Уже первая четверть V века приносит удивительные перемены. Рельефы так называемого „Трона Лудовизи“, бронзовый Посейдон (или Зевс), извлеченный из моря и ныне хранящийся в Национальном музее древностей в Афинах, дельфийский „Возничий“, „Тираноубийцы“ скульпторов Крития и Несиота — работы достаточно разные и одна с другою несхожие. Но не только свободная постановка ног и вольный размах рук Посейдона, мечущего трезубец, или стремительность шага тираноубийц, или виртуозное исполнение складок на рельефе „Афродита, выходящая из моря“ (а может быть, это и Персефона, возвращающаяся из царства мертвых) означают разрыв с прошлым.

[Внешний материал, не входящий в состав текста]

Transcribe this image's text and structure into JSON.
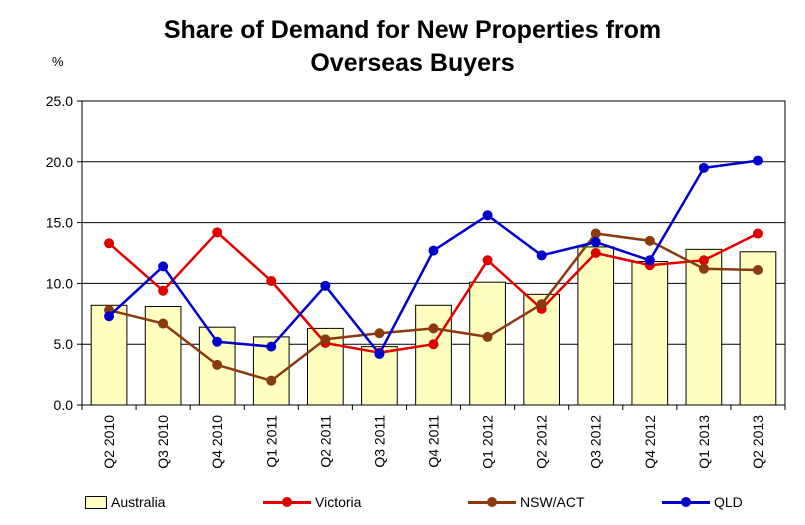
{
  "chart_data": {
    "type": "bar+line",
    "title_line1": "Share of Demand for New Properties from",
    "title_line2": "Overseas Buyers",
    "y_unit": "%",
    "ylim": [
      0,
      25
    ],
    "ytick_values": [
      0,
      5,
      10,
      15,
      20,
      25
    ],
    "ytick_labels": [
      "0.0",
      "5.0",
      "10.0",
      "15.0",
      "20.0",
      "25.0"
    ],
    "grid": true,
    "legend_position": "bottom",
    "categories": [
      "Q2 2010",
      "Q3 2010",
      "Q4 2010",
      "Q1 2011",
      "Q2 2011",
      "Q3 2011",
      "Q4 2011",
      "Q1 2012",
      "Q2 2012",
      "Q3 2012",
      "Q4 2012",
      "Q1 2013",
      "Q2 2013"
    ],
    "series": [
      {
        "name": "Australia",
        "kind": "bar",
        "color": "#ffffc0",
        "values": [
          8.2,
          8.1,
          6.4,
          5.6,
          6.3,
          4.8,
          8.2,
          10.1,
          9.1,
          13.0,
          11.8,
          12.8,
          12.6
        ]
      },
      {
        "name": "Victoria",
        "kind": "line",
        "color": "#e00000",
        "values": [
          13.3,
          9.4,
          14.2,
          10.2,
          5.1,
          4.3,
          5.0,
          11.9,
          7.9,
          12.5,
          11.5,
          11.9,
          14.1
        ]
      },
      {
        "name": "NSW/ACT",
        "kind": "line",
        "color": "#8b3a10",
        "values": [
          7.8,
          6.7,
          3.3,
          2.0,
          5.4,
          5.9,
          6.3,
          5.6,
          8.3,
          14.1,
          13.5,
          11.2,
          11.1
        ]
      },
      {
        "name": "QLD",
        "kind": "line",
        "color": "#0000cc",
        "values": [
          7.3,
          11.4,
          5.2,
          4.8,
          9.8,
          4.2,
          12.7,
          15.6,
          12.3,
          13.4,
          11.9,
          19.5,
          20.1
        ]
      }
    ]
  }
}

Не менее замечательна трактовка лиц, казалось бы еще таких близких к позднеархаическим куросам и корам (девам), но уже совсем иных — неулыбающихся, полных серьезности и решимости. Они еще и безмятежны, и неколебимо уверены в себе, но блаженная улыбка юности (не вернее ли сказать — „детства“?) стерта навсегда. К середине века Поликлит и Мирон (первый с Пелопоннеса, второй из Аттики) приводят классику от раннего, „строгого“ стиля к зрелому. Мирон — виртуоз динамики (всем знаком его „Дискобол“), Поликлит — создатель „Канона“, теории пропорций человеческого тела, подчиняющей скульптуру нормативно-неизменному ритму. (В этой жесткой нормативности была угроза будущего окостенения и деградации, осуществившаяся, однако, не в античные, а в гораздо более поздние времена.) Воплощением теории Поликлита был „Дорифор“, также известный каждому по бесчисленным репродукциям.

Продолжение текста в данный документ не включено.